El chopo es el árbol que más abunda junto al río, joven y viejo, y aunque mucha parte del bosque ribereño es de reciente plantación, crece con rapidez y proporciona agradable sombra en verano.

Pero todavía sobreviven muchos ejemplares centenarios de chopo, con tronco grueso y nudoso, y de gran altura, que nos permiten vislumbrar cómo debió de ser el paisaje en otro tiempo. En el monte cercano, al sur y al oeste, se conservan todavía amplios encinares, bosques por excelencia de la meseta castellana. En las cuestas sobre las que se levanta el pueblo, y bordeando el camino de la ermita, se plantaron hace pocos años numerosos ejemplares de sabina albar, también llamada enebro, otro de los árboles vernáculos de las tierras castellanas y del río Arlanza.

También abundaron enormes olmos en los bosques de Palenzuela, hoy reducidos desgraciadamente a melancólicos esqueletos sin vida.

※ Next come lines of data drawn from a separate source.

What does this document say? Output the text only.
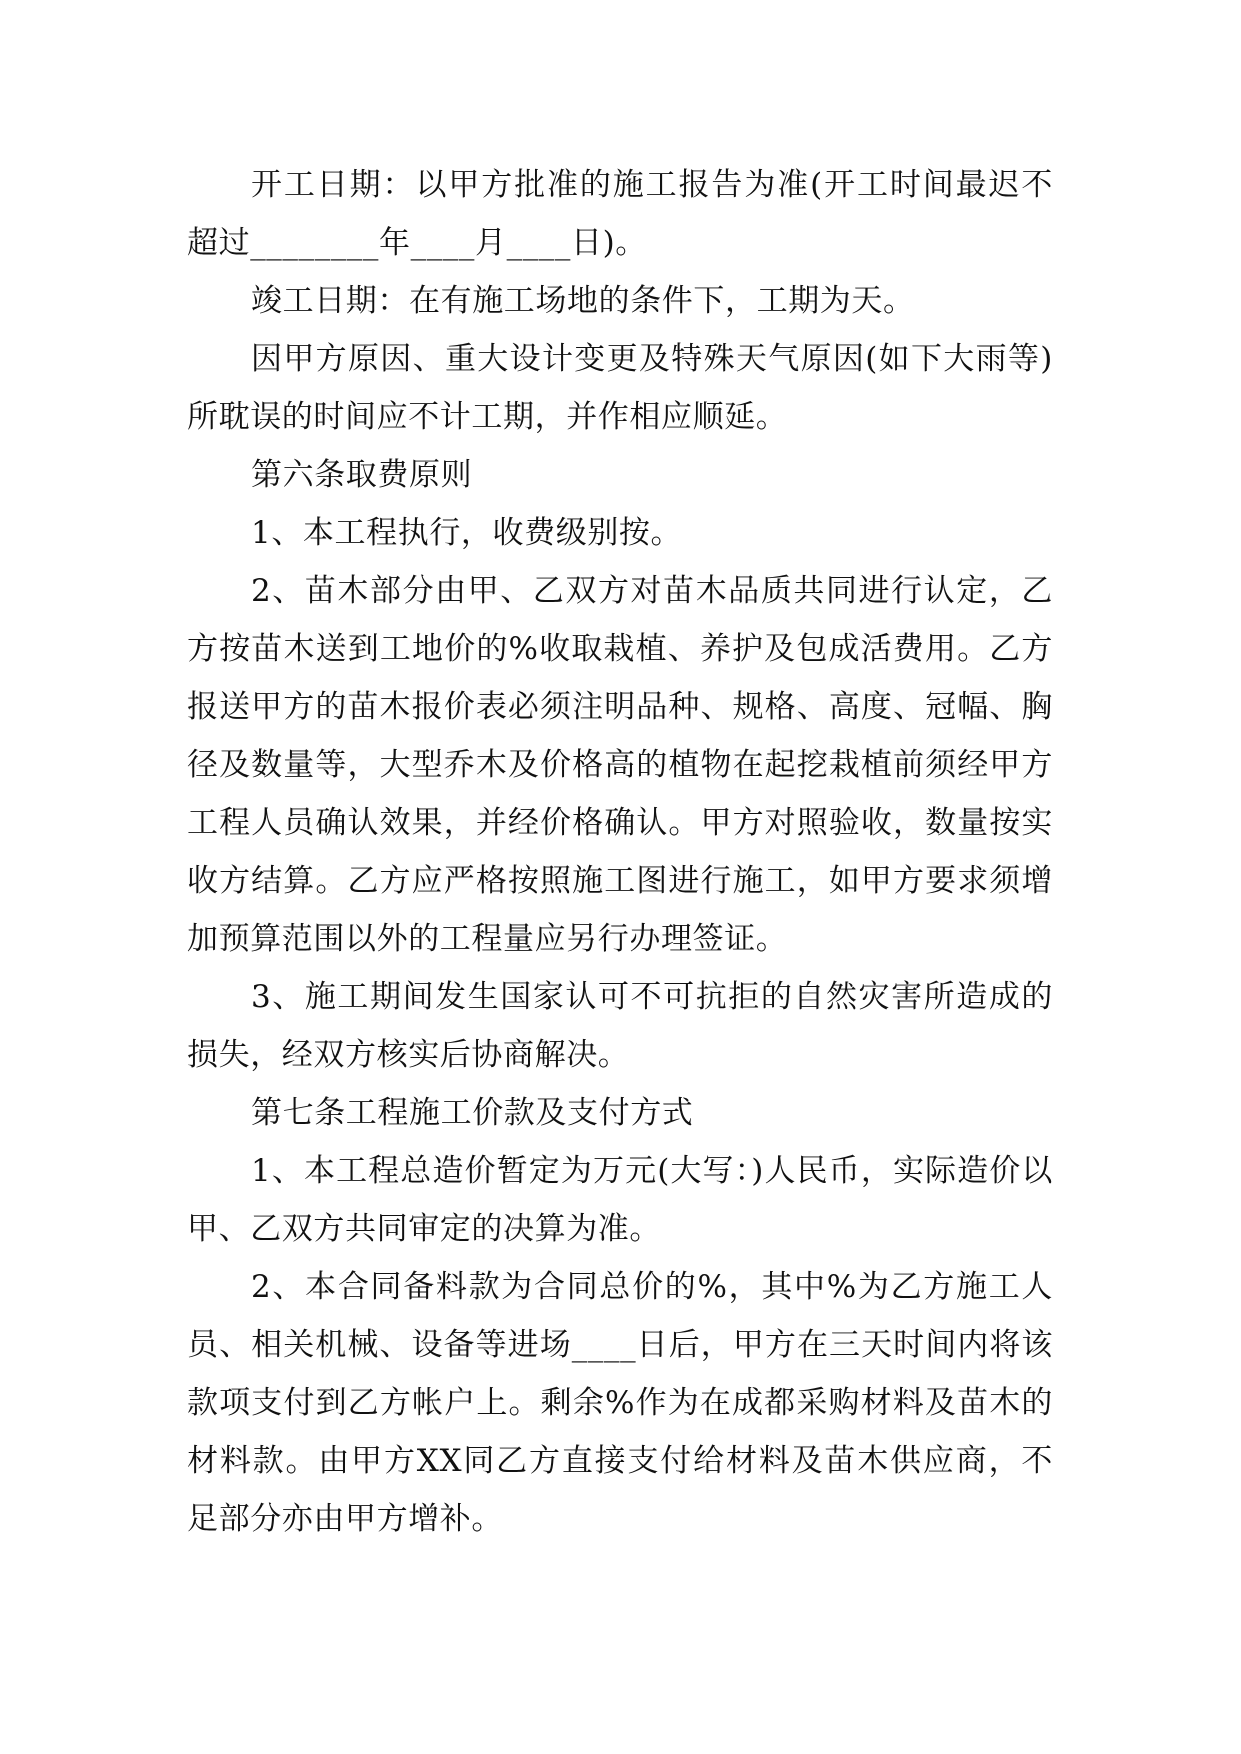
开工日期：以甲方批准的施工报告为准(开工时间最迟不超过________年____月____日)。

竣工日期：在有施工场地的条件下，工期为天。

因甲方原因、重大设计变更及特殊天气原因(如下大雨等)所耽误的时间应不计工期，并作相应顺延。

第六条取费原则

1、本工程执行，收费级别按。

2、苗木部分由甲、乙双方对苗木品质共同进行认定，乙方按苗木送到工地价的%收取栽植、养护及包成活费用。乙方报送甲方的苗木报价表必须注明品种、规格、高度、冠幅、胸径及数量等，大型乔木及价格高的植物在起挖栽植前须经甲方工程人员确认效果，并经价格确认。甲方对照验收，数量按实收方结算。乙方应严格按照施工图进行施工，如甲方要求须增加预算范围以外的工程量应另行办理签证。

3、施工期间发生国家认可不可抗拒的自然灾害所造成的损失，经双方核实后协商解决。

第七条工程施工价款及支付方式

1、本工程总造价暂定为万元(大写：)人民币，实际造价以甲、乙双方共同审定的决算为准。

2、本合同备料款为合同总价的%，其中%为乙方施工人员、相关机械、设备等进场____日后，甲方在三天时间内将该款项支付到乙方帐户上。剩余%作为在成都采购材料及苗木的材料款。由甲方XX同乙方直接支付给材料及苗木供应商，不足部分亦由甲方增补。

En el casco urbano de la villa aparecen los árboles ornamentales más comunes, como las acacias y los plátanos de indias.

En la misma orilla del río, el especialista podrá reconocer las más variadas especies de flora arbórea autóctona, cada vez menos abundantes y cercanas a la extinción. Aun así, en algunas zonas resulta incluso imposible traspasar la espesura y acceder al agua. Entre los árboles, la vida también se mueve; liebres, topillos, zorros, nutrias y toda clase de aves encuentran cobijo en la verde frondosidad.